The legendary Post-Punk singer, frontman of Bauhaus, Peter Murphy suffered a heart attack and is still hospitalized. A post on the musician instagram said that the “Godfather of Goth” had to go to the hospital on August 13, finding out it was a heart attack the next morning.
His family said in a statement:
“We would like to thank the fans for their undying support and hope that Peter will be back on stage with a refreshed heart, stronger than before!”
He was taken to Lenox Hill Hospital ‘due to shortness of breath’ and was unable to perform his scheduled concert at Le Poisson Rouge.

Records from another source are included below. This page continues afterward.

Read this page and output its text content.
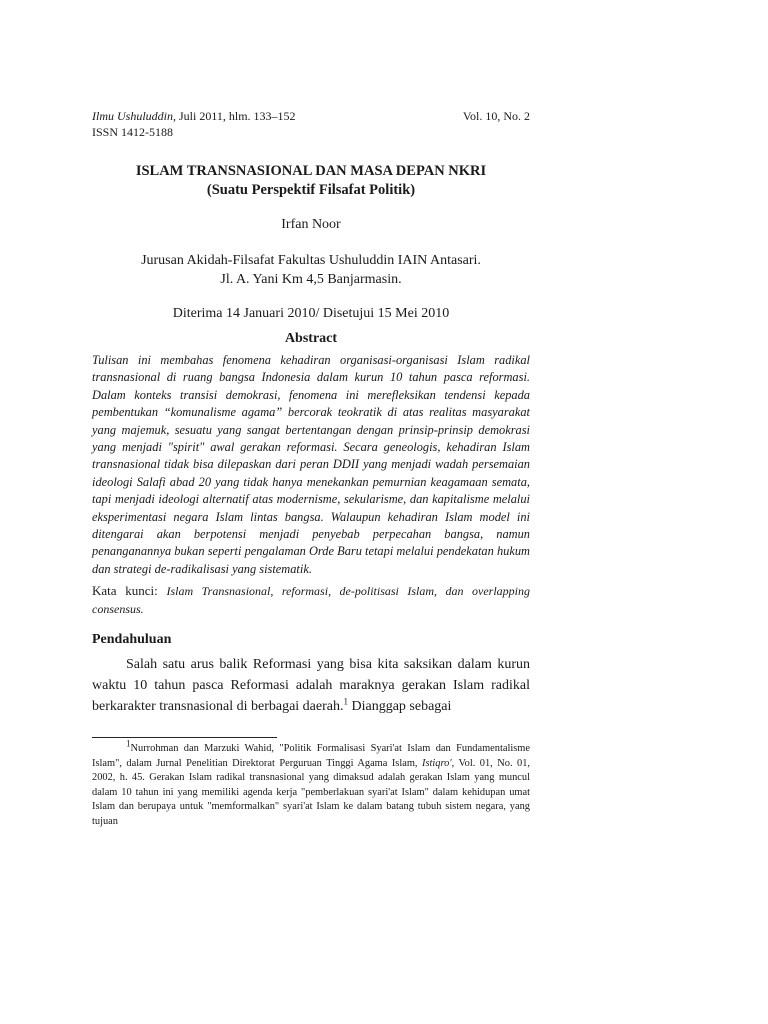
Ilmu Ushuluddin, Juli 2011, hlm. 133–152
ISSN 1412-5188
Vol. 10, No. 2
ISLAM TRANSNASIONAL DAN MASA DEPAN NKRI
(Suatu Perspektif Filsafat Politik)
Irfan Noor
Jurusan Akidah-Filsafat Fakultas Ushuluddin IAIN Antasari.
Jl. A. Yani Km 4,5 Banjarmasin.
Diterima 14 Januari 2010/ Disetujui 15 Mei 2010
Abstract
Tulisan ini membahas fenomena kehadiran organisasi-organisasi Islam radikal transnasional di ruang bangsa Indonesia dalam kurun 10 tahun pasca reformasi. Dalam konteks transisi demokrasi, fenomena ini merefleksikan tendensi kepada pembentukan “komunalisme agama” bercorak teokratik di atas realitas masyarakat yang majemuk, sesuatu yang sangat bertentangan dengan prinsip-prinsip demokrasi yang menjadi "spirit" awal gerakan reformasi. Secara geneologis, kehadiran Islam transnasional tidak bisa dilepaskan dari peran DDII yang menjadi wadah persemaian ideologi Salafi abad 20 yang tidak hanya menekankan pemurnian keagamaan semata, tapi menjadi ideologi alternatif atas modernisme, sekularisme, dan kapitalisme melalui eksperimentasi negara Islam lintas bangsa. Walaupun kehadiran Islam model ini ditengarai akan berpotensi menjadi penyebab perpecahan bangsa, namun penanganannya bukan seperti pengalaman Orde Baru tetapi melalui pendekatan hukum dan strategi de-radikalisasi yang sistematik.
Kata kunci: Islam Transnasional, reformasi, de-politisasi Islam, dan overlapping consensus.
Pendahuluan
Salah satu arus balik Reformasi yang bisa kita saksikan dalam kurun waktu 10 tahun pasca Reformasi adalah maraknya gerakan Islam radikal berkarakter transnasional di berbagai daerah.$^1$ Dianggap sebagai
$^1$Nurrohman dan Marzuki Wahid, "Politik Formalisasi Syari'at Islam dan Fundamentalisme Islam", dalam Jurnal Penelitian Direktorat Perguruan Tinggi Agama Islam, Istiqro', Vol. 01, No. 01, 2002, h. 45. Gerakan Islam radikal transnasional yang dimaksud adalah gerakan Islam yang muncul dalam 10 tahun ini yang memiliki agenda kerja "pemberlakuan syari'at Islam" dalam kehidupan umat Islam dan berupaya untuk "memformalkan" syari'at Islam ke dalam batang tubuh sistem negara, yang tujuan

His cardiologist Jason Song said in a statement the singer had a myocardial infarction so he had two stents placed in his right coronary artery and was started on medication – he remains in hospital.
The remaining four shows of Mr Murphy’s residency at Le Poisson Rouge (LPR) have been postponed to an undetermined date.

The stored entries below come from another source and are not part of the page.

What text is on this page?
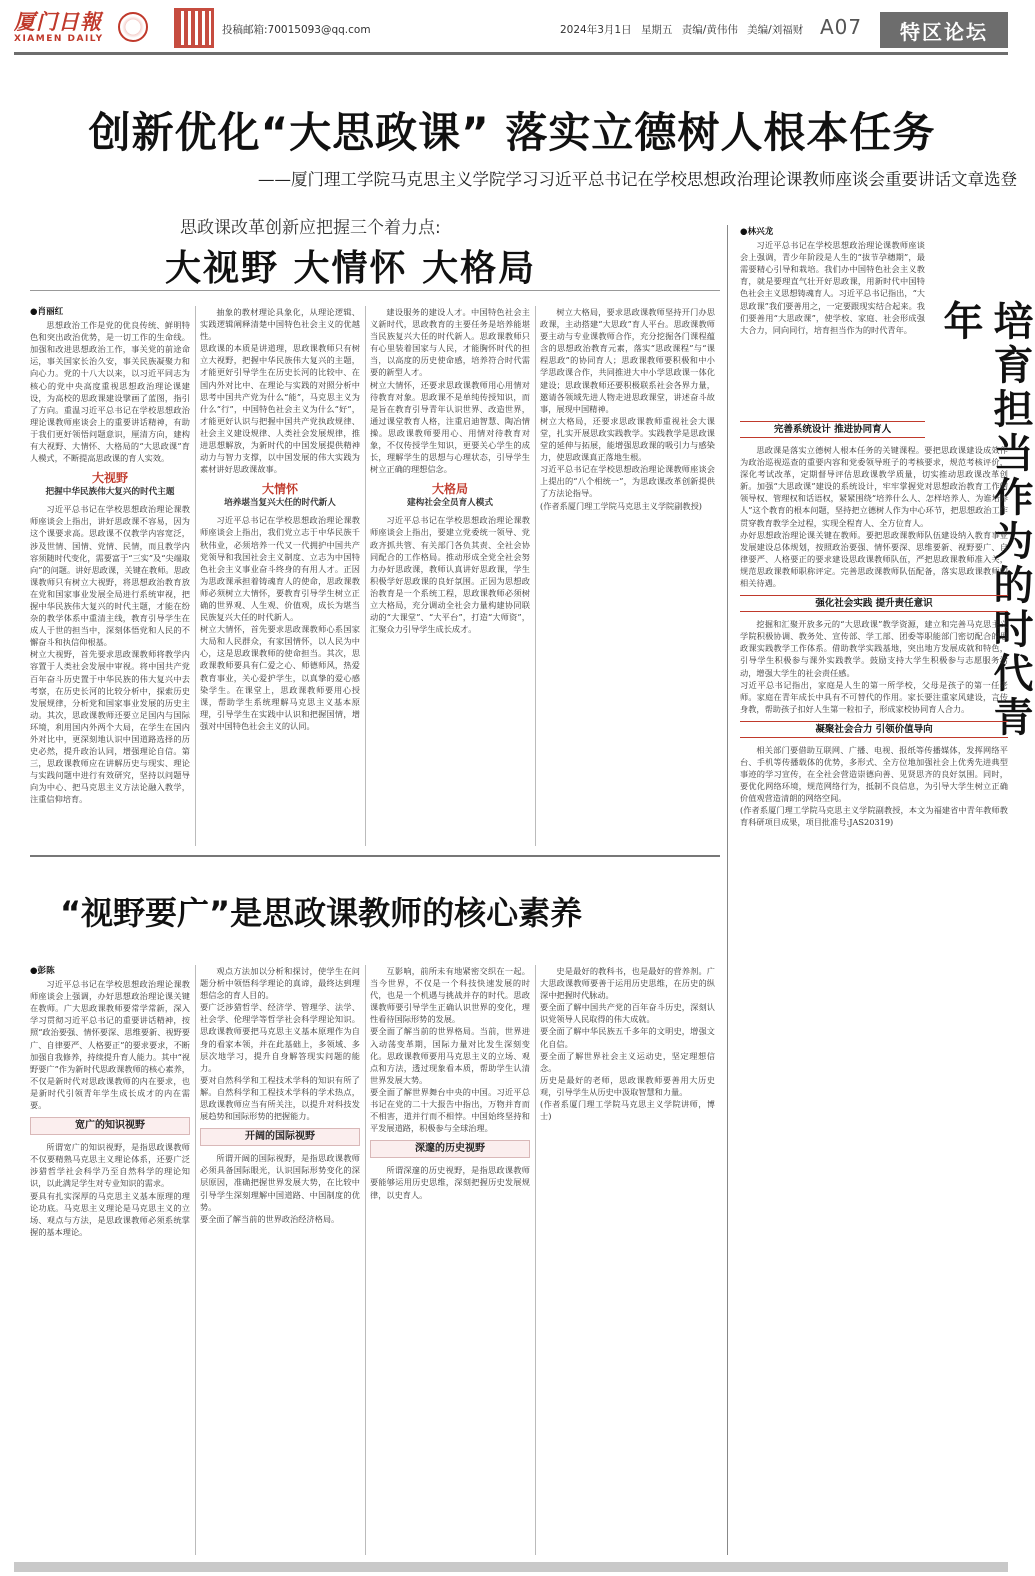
厦门日報
XIAMEN DAILY
投稿邮箱:70015093@qq.com	2024年3月1日 星期五 责编/黄伟伟 美编/刘福财 A07 特区论坛
创新优化“大思政课” 落实立德树人根本任务
——厦门理工学院马克思主义学院学习习近平总书记在学校思想政治理论课教师座谈会重要讲话文章选登
思政课改革创新应把握三个着力点:
大视野 大情怀 大格局
●肖丽红

思想政治工作是党的优良传统、鲜明特色和突出政治优势，是一切工作的生命线。加强和改进思想政治工作，事关党的前途命运，事关国家长治久安，事关民族凝聚力和向心力。党的十八大以来，以习近平同志为核心的党中央高度重视思想政治理论课建设，为高校的思政课建设擘画了蓝图，指引了方向。重温习近平总书记在学校思想政治理论课教师座谈会上的重要讲话精神，有助于我们更好领悟问题意识，厘清方向，建构有大视野、大情怀、大格局的“大思政课”育人模式，不断提高思政课的育人实效。

大视野
把握中华民族伟大复兴的时代主题

习近平总书记在学校思想政治理论课教师座谈会上指出，讲好思政课不容易，因为这个课要求高。思政课不仅教学内容宽泛，涉及世情、国情、党情、民情，而且教学内容须随时代变化，需要富于“三实”及“尖端取向”的问题。讲好思政课，关键在教师。思政课教师只有树立大视野，将思想政治教育放在党和国家事业发展全局进行系统审视，把握中华民族伟大复兴的时代主题，才能在纷杂的教学体系中重清主线，教育引导学生在成人于世的担当中，深刻体悟党和人民的不懈奋斗和执信仰根基。
树立大视野，首先要求思政课教师将教学内容置于人类社会发展中审视。将中国共产党百年奋斗历史置于中华民族的伟大复兴中去考察，在历史长河的比较分析中，探索历史发展规律，分析党和国家事业发展的历史主动。其次，思政课教师还要立足国内与国际环境，利用国内外两个大局，在学生在国内外对比中，更深刻地认识中国道路选择的历史必然，提升政治认同，增强理论自信。第三，思政课教师应在讲解历史与现实、理论与实践问题中进行有效研究，坚持以问题导向为中心、把马克思主义方法论融入教学，注重信仰培育。

抽象的教材理论具象化，从理论逻辑、实践逻辑阐释清楚中国特色社会主义的优越性。
思政课的本质是讲道理，思政课教师只有树立大视野，把握中华民族伟大复兴的主题，才能更好引导学生在历史长河的比较中、在国内外对比中、在理论与实践的对照分析中思考中国共产党为什么“能”，马克思主义为什么“行”，中国特色社会主义为什么“好”，才能更好认识与把握中国共产党执政规律、社会主义建设规律、人类社会发展规律，推进思想解放，为新时代的中国发展提供精神动力与智力支撑，以中国发展的伟大实践为素材讲好思政课故事。

大情怀
培养堪当复兴大任的时代新人

习近平总书记在学校思想政治理论课教师座谈会上指出，我们党立志于中华民族千秋伟业，必须培养一代又一代拥护中国共产党领导和我国社会主义制度、立志为中国特色社会主义事业奋斗终身的有用人才。正因为思政课承担着铸魂育人的使命，思政课教师必须树立大情怀，要教育引导学生树立正确的世界观、人生观、价值观，成长为堪当民族复兴大任的时代新人。
树立大情怀，首先要求思政课教师心系国家大局和人民群众，有家国情怀，以人民为中心，这是思政课教师的使命担当。其次，思政课教师要具有仁爱之心、师德师风，热爱教育事业，关心爱护学生，以真挚的爱心感染学生。在课堂上，思政课教师要用心授课，帮助学生系统理解马克思主义基本原理，引导学生在实践中认识和把握国情，增强对中国特色社会主义的认同。

建设服务的建设人才。中国特色社会主义新时代，思政教育的主要任务是培养能堪当民族复兴大任的时代新人。思政课教师只有心里装着国家与人民，才能胸怀时代的担当，以高度的历史使命感，培养符合时代需要的新型人才。
树立大情怀，还要求思政课教师用心用情对待教育对象。思政课不是单纯传授知识，而是旨在教育引导青年认识世界、改造世界，通过课堂教育人格，注重启迪智慧、陶冶情操。思政课教师要用心、用情对待教育对象，不仅传授学生知识，更要关心学生的成长，理解学生的思想与心理状态，引导学生树立正确的理想信念。

大格局
建构社会全员育人模式

习近平总书记在学校思想政治理论课教师座谈会上指出，要建立党委统一领导、党政齐抓共管、有关部门各负其责、全社会协同配合的工作格局。推动形成全党全社会努力办好思政课，教师认真讲好思政课，学生积极学好思政课的良好氛围。正因为思想政治教育是一个系统工程，思政课教师必须树立大格局，充分调动全社会力量构建协同联动的“大课堂”、“大平台”，打造“大师资”，汇聚众力引导学生成长成才。

树立大格局，要求思政课教师坚持开门办思政课，主动搭建“大思政”育人平台。思政课教师要主动与专业课教师合作，充分挖掘各门课程蕴含的思想政治教育元素，落实“思政课程”与“课程思政”的协同育人；思政课教师要积极和中小学思政课合作，共同推进大中小学思政课一体化建设；思政课教师还要积极联系社会各界力量，邀请各领域先进人物走进思政课堂，讲述奋斗故事，展现中国精神。
树立大格局，还要求思政课教师重视社会大课堂，扎实开展思政实践教学。实践教学是思政课堂的延伸与拓展，能增强思政课的吸引力与感染力，使思政课真正落地生根。
习近平总书记在学校思想政治理论课教师座谈会上提出的“八个相统一”，为思政课改革创新提供了方法论指导。
(作者系厦门理工学院马克思主义学院副教授)

“视野要广”是思政课教师的核心素养
●彭陈

习近平总书记在学校思想政治理论课教师座谈会上强调，办好思想政治理论课关键在教师。广大思政课教师要常学常新，深入学习贯彻习近平总书记的重要讲话精神，按照“政治要强、情怀要深、思维要新、视野要广、自律要严、人格要正”的要求要求，不断加强自我修养，持续提升育人能力。其中“视野要广”作为新时代思政课教师的核心素养，不仅是新时代对思政课教师的内在要求，也是新时代引领青年学生成长成才的内在需要。

宽广的知识视野

所谓宽广的知识视野，是指思政课教师不仅要精熟马克思主义理论体系，还要广泛涉猎哲学社会科学乃至自然科学的理论知识，以此满足学生对专业知识的需求。
要具有扎实深厚的马克思主义基本原理的理论功底。马克思主义理论是马克思主义的立场、观点与方法，是思政课教师必须系统掌握的基本理论。

观点方法加以分析和探讨，使学生在问题分析中领悟科学理论的真谛，最终达到理想信念的育人目的。
要广泛涉猎哲学、经济学、管理学、法学、社会学、伦理学等哲学社会科学理论知识。思政课教师要把马克思主义基本原理作为自身的看家本领，并在此基础上，多领域、多层次地学习，提升自身解答现实问题的能力。
要对自然科学和工程技术学科的知识有所了解。自然科学和工程技术学科的学术热点，思政课教师应当有所关注，以提升对科技发展趋势和国际形势的把握能力。

开阔的国际视野

所谓开阔的国际视野，是指思政课教师必须具备国际眼光，认识国际形势变化的深层原因，准确把握世界发展大势，在比较中引导学生深刻理解中国道路、中国制度的优势。
要全面了解当前的世界政治经济格局。

互影响，前所未有地紧密交织在一起。当今世界，不仅是一个科技快速发展的时代，也是一个机遇与挑战并存的时代。思政课教师要引导学生正确认识世界的变化，理性看待国际形势的发展。
要全面了解当前的世界格局。当前，世界进入动荡变革期，国际力量对比发生深刻变化。思政课教师要用马克思主义的立场、观点和方法，透过现象看本质，帮助学生认清世界发展大势。
要全面了解世界舞台中央的中国。习近平总书记在党的二十大报告中指出，万物并育而不相害，道并行而不相悖。中国始终坚持和平发展道路，积极参与全球治理。

深邃的历史视野

所谓深邃的历史视野，是指思政课教师要能够运用历史思维，深刻把握历史发展规律，以史育人。

史是最好的教科书，也是最好的营养剂。广大思政课教师要善于运用历史思维，在历史的纵深中把握时代脉动。
要全面了解中国共产党的百年奋斗历史，深刻认识党领导人民取得的伟大成就。
要全面了解中华民族五千多年的文明史，增强文化自信。
要全面了解世界社会主义运动史，坚定理想信念。
历史是最好的老师，思政课教师要善用大历史观，引导学生从历史中汲取智慧和力量。
(作者系厦门理工学院马克思主义学院讲师，博士)

培育担当作为的时代青年
●林兴龙

习近平总书记在学校思想政治理论课教师座谈会上强调，青少年阶段是人生的“拔节孕穗期”，最需要精心引导和栽培。我们办中国特色社会主义教育，就是要理直气壮开好思政课，用新时代中国特色社会主义思想铸魂育人。习近平总书记指出，“大思政课”我们要善用之，一定要跟现实结合起来。我们要善用“大思政课”，使学校、家庭、社会形成强大合力，同向同行，培育担当作为的时代青年。

完善系统设计 推进协同育人

思政课是落实立德树人根本任务的关键课程。要把思政课建设成效作为政治巡视巡查的重要内容和党委领导班子的考核要求，规范考核评价，深化考试改革，定期督导评估思政课教学质量，切实推动思政课改革创新。加强“大思政课”建设的系统设计，牢牢掌握党对思想政治教育工作的领导权、管理权和话语权，紧紧围绕“培养什么人、怎样培养人、为谁培养人”这个教育的根本问题，坚持把立德树人作为中心环节，把思想政治工作贯穿教育教学全过程，实现全程育人、全方位育人。
办好思想政治理论课关键在教师。要把思政课教师队伍建设纳入教育事业发展建设总体规划，按照政治要强、情怀要深、思维要新、视野要广、自律要严、人格要正的要求建设思政课教师队伍，严把思政课教师准入关，规范思政课教师职称评定。完善思政课教师队伍配备，落实思政课教师的相关待遇。

强化社会实践 提升责任意识

挖掘和汇聚开放多元的“大思政课”教学资源，建立和完善马克思主义学院积极协调、教务处、宣传部、学工部、团委等职能部门密切配合的思政课实践教学工作体系。借助教学实践基地，突出地方发展成就和特色，引导学生积极参与课外实践教学。鼓励支持大学生积极参与志愿服务活动，增强大学生的社会责任感。
习近平总书记指出，家庭是人生的第一所学校，父母是孩子的第一任老师。家庭在青年成长中具有不可替代的作用。家长要注重家风建设，言传身教，帮助孩子扣好人生第一粒扣子，形成家校协同育人合力。

凝聚社会合力 引领价值导向

相关部门要借助互联网、广播、电视、报纸等传播媒体，发挥网络平台、手机等传播载体的优势，多形式、全方位地加强社会上优秀先进典型事迹的学习宣传，在全社会营造崇德向善、见贤思齐的良好氛围。同时，要优化网络环境，规范网络行为，抵制不良信息，为引导大学生树立正确价值观营造清朗的网络空间。
(作者系厦门理工学院马克思主义学院副教授，本文为福建省中青年教师教育科研项目成果，项目批准号:JAS20319)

Murphy was born in Northampton, Northamptonshire on 11 July 1957. He is of Irish descent. He was raised in Wellingborough, Northamptonshire, where he was a school friend of Daniel Ash.
Daniel Ash convinced Murphy to join Bauhaus, one of the establishing acts of the goth movement. Their use of spacey recording effects and theatrical aesthetics was evocative of glam rock; they became an influential group in the early days of gothic rock. In 1983, Bauhaus appeared during the opening sequences of the horror film The Hunger, performing one of their most popular songs, “Bela Lugosi’s Dead”.